Integrating en email application’s chrome UI into a browser is just weird. There must be better solutions. For example:
- Consider anonymously harvesting keywords from a user’s email and presenting inline ads based on those keywords. Ok it sounds like a privacy invasion but it’s very simple: Google does it and few seem to care. Why cannot Tbird be Gmail with the power of native applications?
- Why not reverse your proposal and keep user’s inside Tbird, searching from a Tbird-owned search box? Thunderbird already includes a html parser and a lot of browser-like code, why not (conceptually) ‘intercept’ searches that would otherwise take the user out to Firefox and send the revenue to Tbird instead?
- Make a better widget. If you really want to attract enough users to Tbird to make any monetization scheme worthwhile: improve Tbird! The application seems to have spent so many years receiving patches mainly to repair the buggy code inherited from way back in the Netscape 4 days. I am trying to avoid Lotus Notes at my workplace. It is horrible. I look up how to migrate from Notes to Tbird and it did not seem easy.
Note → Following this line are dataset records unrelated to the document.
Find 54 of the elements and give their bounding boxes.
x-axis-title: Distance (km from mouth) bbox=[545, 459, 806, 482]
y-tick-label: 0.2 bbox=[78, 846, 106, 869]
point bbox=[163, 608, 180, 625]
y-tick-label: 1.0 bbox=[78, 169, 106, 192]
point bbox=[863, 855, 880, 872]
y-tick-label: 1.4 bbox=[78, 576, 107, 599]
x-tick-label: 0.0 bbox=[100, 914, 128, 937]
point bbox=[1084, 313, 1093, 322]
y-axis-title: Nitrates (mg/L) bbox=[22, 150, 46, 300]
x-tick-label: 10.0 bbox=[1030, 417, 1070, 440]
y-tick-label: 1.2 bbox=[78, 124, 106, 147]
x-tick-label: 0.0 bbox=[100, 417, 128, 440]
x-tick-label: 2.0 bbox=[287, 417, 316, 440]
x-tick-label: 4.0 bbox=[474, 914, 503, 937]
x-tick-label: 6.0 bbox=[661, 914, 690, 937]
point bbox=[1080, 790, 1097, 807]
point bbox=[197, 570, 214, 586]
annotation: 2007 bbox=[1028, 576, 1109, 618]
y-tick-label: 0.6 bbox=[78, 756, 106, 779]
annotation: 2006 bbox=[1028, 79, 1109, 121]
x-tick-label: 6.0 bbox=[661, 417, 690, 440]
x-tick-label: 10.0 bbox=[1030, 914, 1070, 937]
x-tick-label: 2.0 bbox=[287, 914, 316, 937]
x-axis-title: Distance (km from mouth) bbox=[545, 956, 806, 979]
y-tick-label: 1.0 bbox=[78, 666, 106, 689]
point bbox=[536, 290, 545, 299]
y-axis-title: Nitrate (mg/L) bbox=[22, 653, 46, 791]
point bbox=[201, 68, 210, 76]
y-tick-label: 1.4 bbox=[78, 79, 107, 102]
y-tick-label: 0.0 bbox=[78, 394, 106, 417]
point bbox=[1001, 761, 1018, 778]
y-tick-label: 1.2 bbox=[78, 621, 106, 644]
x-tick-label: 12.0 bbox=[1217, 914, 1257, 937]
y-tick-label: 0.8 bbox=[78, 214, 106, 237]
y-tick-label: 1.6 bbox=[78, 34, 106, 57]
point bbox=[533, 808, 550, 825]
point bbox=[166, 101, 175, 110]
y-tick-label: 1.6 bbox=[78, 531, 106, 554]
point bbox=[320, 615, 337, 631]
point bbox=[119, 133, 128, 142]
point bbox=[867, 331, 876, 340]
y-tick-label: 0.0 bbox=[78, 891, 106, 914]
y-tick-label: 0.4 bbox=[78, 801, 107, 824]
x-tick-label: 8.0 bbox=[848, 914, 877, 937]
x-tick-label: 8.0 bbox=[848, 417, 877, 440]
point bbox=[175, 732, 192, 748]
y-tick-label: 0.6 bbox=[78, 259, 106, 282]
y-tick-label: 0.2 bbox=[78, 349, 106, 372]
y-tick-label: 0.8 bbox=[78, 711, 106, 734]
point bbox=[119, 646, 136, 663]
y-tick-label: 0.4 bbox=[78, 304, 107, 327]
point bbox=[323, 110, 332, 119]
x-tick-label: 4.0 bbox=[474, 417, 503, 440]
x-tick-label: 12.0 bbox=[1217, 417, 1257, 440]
Why not? I’m sure there’s whole host of pro-active features that could be added into a native email application that just have not even been considered.
Think a bit harder. Remember it is only in the last half of the internet’s modern life that the idea of funding a browser through the search box arose. Before that everyone thought the old user-pays model was the only option and that was butchered by MS monopoly.
“Thunderbird needs to find a way to make money”
I tried to bring up the example from the interview with Google’s Andy Rubin. He was asked this exact question with regards to the Android operating system. His response was that this is actually not the relevant question, and that is the point I was trying to make. The question really is, how does my product contribute to the entire monetization scheme of my organization’s bundle? As long as the product contributes significantly to the goal of keeping people engaged with the monetized bundle, then it is not necessary to directly relate “Android” to “search revenue” – or in the Mozilla analogy, “SkinkFox” to “FireFox”.
“Why not reverse your proposal and keep user’s inside Tbird, searching from a Tbird-owned search box”
Because the powerful bundle to build on is not Thunderbird, but FireFox.